Malina Simone Jeffers, //
What inspires you?
People inspire me. Lifestyles inspire me. When I see family members with new ideas but no access, I’m energized to continue working to build that access. Or when I see young entrepreneurs working tirelessy to be noticed, to make something work – I’m inspired to connect them, to help them make it work in Indy.
In your opinion, what are the top 3 issues facing your city today?
In my opinion, Indy has to address the education issue and the perceptions around our options, we have to address talent and find ways to retain our students after high school and after college and third, we have to continue to address issues of racial injustice and equality – as do most cities.
You wear many hats. What are one or two projects on which you are currently working that you are most excited?
Right now I’m working with the Central Indiana Community Foundation to raise what will become 2 hundred million dollars.
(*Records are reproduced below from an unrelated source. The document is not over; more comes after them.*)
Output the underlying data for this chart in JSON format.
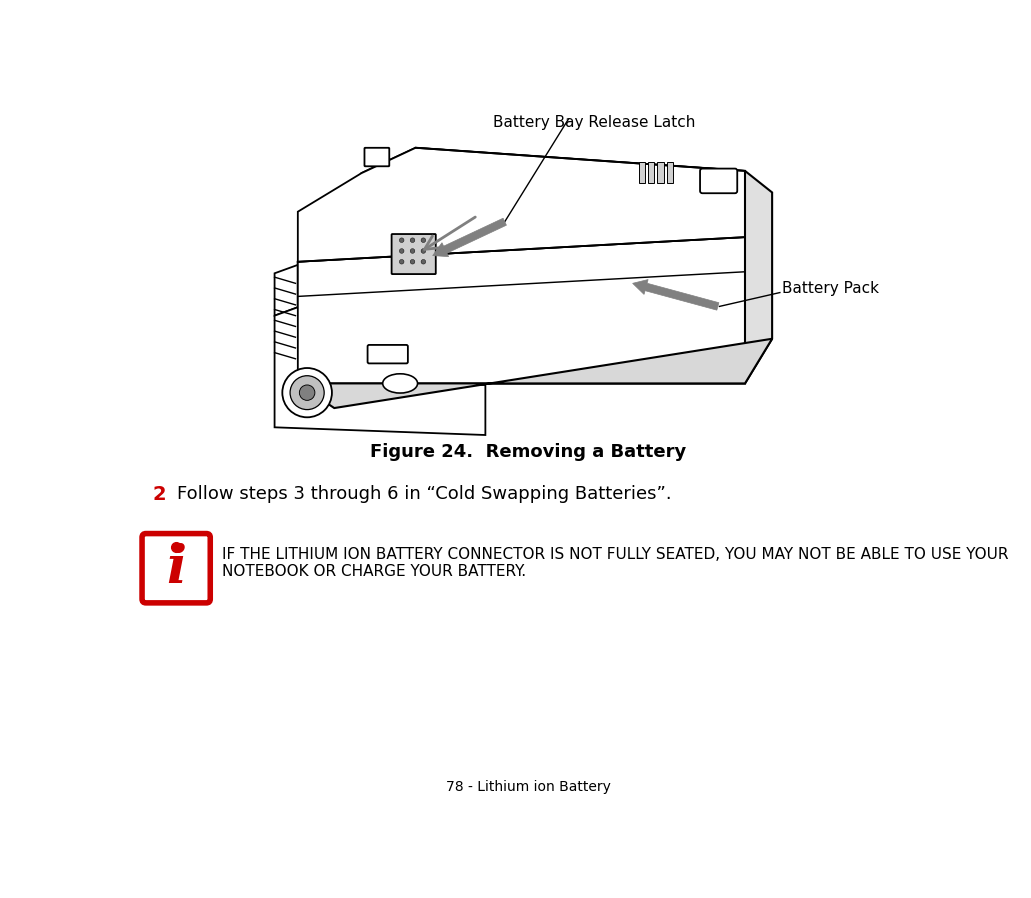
{
  "bg_color": "#ffffff",
  "figure_caption": "Figure 24.  Removing a Battery",
  "step_number": "2",
  "step_number_color": "#cc0000",
  "step_text": "Follow steps 3 through 6 in “Cold Swapping Batteries”.",
  "note_text_line1": "IF THE LITHIUM ION BATTERY CONNECTOR IS NOT FULLY SEATED, YOU MAY NOT BE ABLE TO USE YOUR",
  "note_text_line2": "NOTEBOOK OR CHARGE YOUR BATTERY.",
  "footer_text": "78 - Lithium ion Battery",
  "label_latch": "Battery Bay Release Latch",
  "label_battery": "Battery Pack",
  "icon_color": "#cc0000",
  "icon_border_color": "#cc0000",
  "icon_bg": "#ffffff",
  "arrow_color": "#808080",
  "text_color": "#000000",
  "line_color": "#000000",
  "note_font_size": 11,
  "caption_font_size": 13,
  "step_font_size": 13,
  "footer_font_size": 10,
  "label_font_size": 11
}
Brian Payne decided to model the community engagement portion of the Indianapolis Foundation’s 100th year anniversary after Ben Franklin’s philanthropic project in 1790. Franklin left money to two cities that couldn’t be touched for 200 years. Now, Indy is changing the narrative around philanthropy and getting 1,000 people to donate $100 and 100 people to donate $1,000 towards two funds that will sit for 100 years. Those dollars are expected to become $100 Million in each of these funds with $5 million granted annually from each fund.
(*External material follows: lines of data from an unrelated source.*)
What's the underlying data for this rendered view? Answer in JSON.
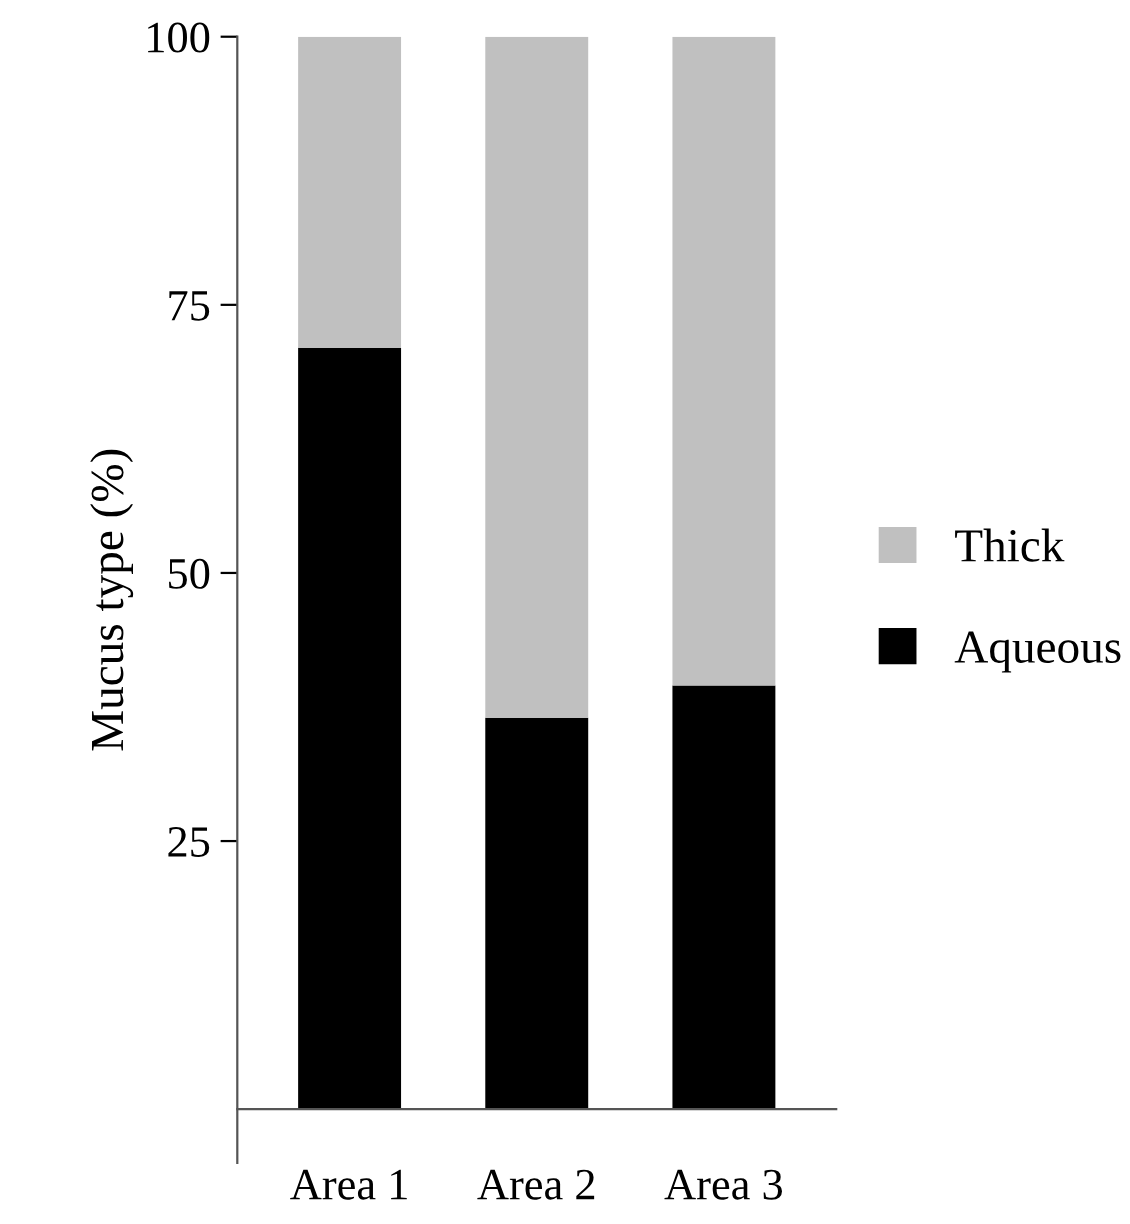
{
  "chart_data": {
    "type": "bar",
    "stacked": true,
    "ylabel": "Mucus type (%)",
    "categories": [
      "Area 1",
      "Area 2",
      "Area 3"
    ],
    "series": [
      {
        "name": "Aqueous",
        "color": "#000000",
        "values": [
          71,
          36.5,
          39.5
        ]
      },
      {
        "name": "Thick",
        "color": "#c0c0c0",
        "values": [
          29,
          63.5,
          60.5
        ]
      }
    ],
    "ylim": [
      -5,
      100
    ],
    "yticks": [
      25,
      50,
      75,
      100
    ],
    "grid": false,
    "legend": "right"
  }
}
Projects like these that are city specific, innovative and unique – allow people like me to boast about where we live and the power behind us. The community we are today was shaped a century ago, the community we’ll be in 100 years starts with us. How powerful is that? Shameless plug: donations accepted at www.bein2016.org/bff.
What’s your advice for the next generation of city change makers?
Ask questions. Not being afraid to ask questions shows interest and opens pathways to new ideas. Asking questions leads to more questions which will always spark a new idea. And the next generation needs no help with what to do with ideas – millennials and those after us are an action oriented people. Give us an idea and we’ll run with it.
What should we know about the your work that you haven’t yet mentioned because I didn’t ask the right question?
I think the interesting part about my work are the things that happen in between, the gap fillers. For example, I host panel discussions pretty often and post questions on social media, organize very grass-roots events. These are the things I don’t get paid for, the non-formal work, but quite often this is where sparks happen. This is where people can ask the questions they want to ask and have the tough conversations. I’d encourage us to look deeper into the the activity that happens on the sidelines and realize the importance in the open mic nights hosted by our young talent and the discussions on race organized by emerging advocates – that’s where the magic happens.
Finally, could you tell us something about yourself than most of your colleagues don’t know about you?
I’m an introvert. I play socialite in the day time and I love telling stories but I don’t get energy from it. I’d rather be writing all day. Maybe that’s no secret.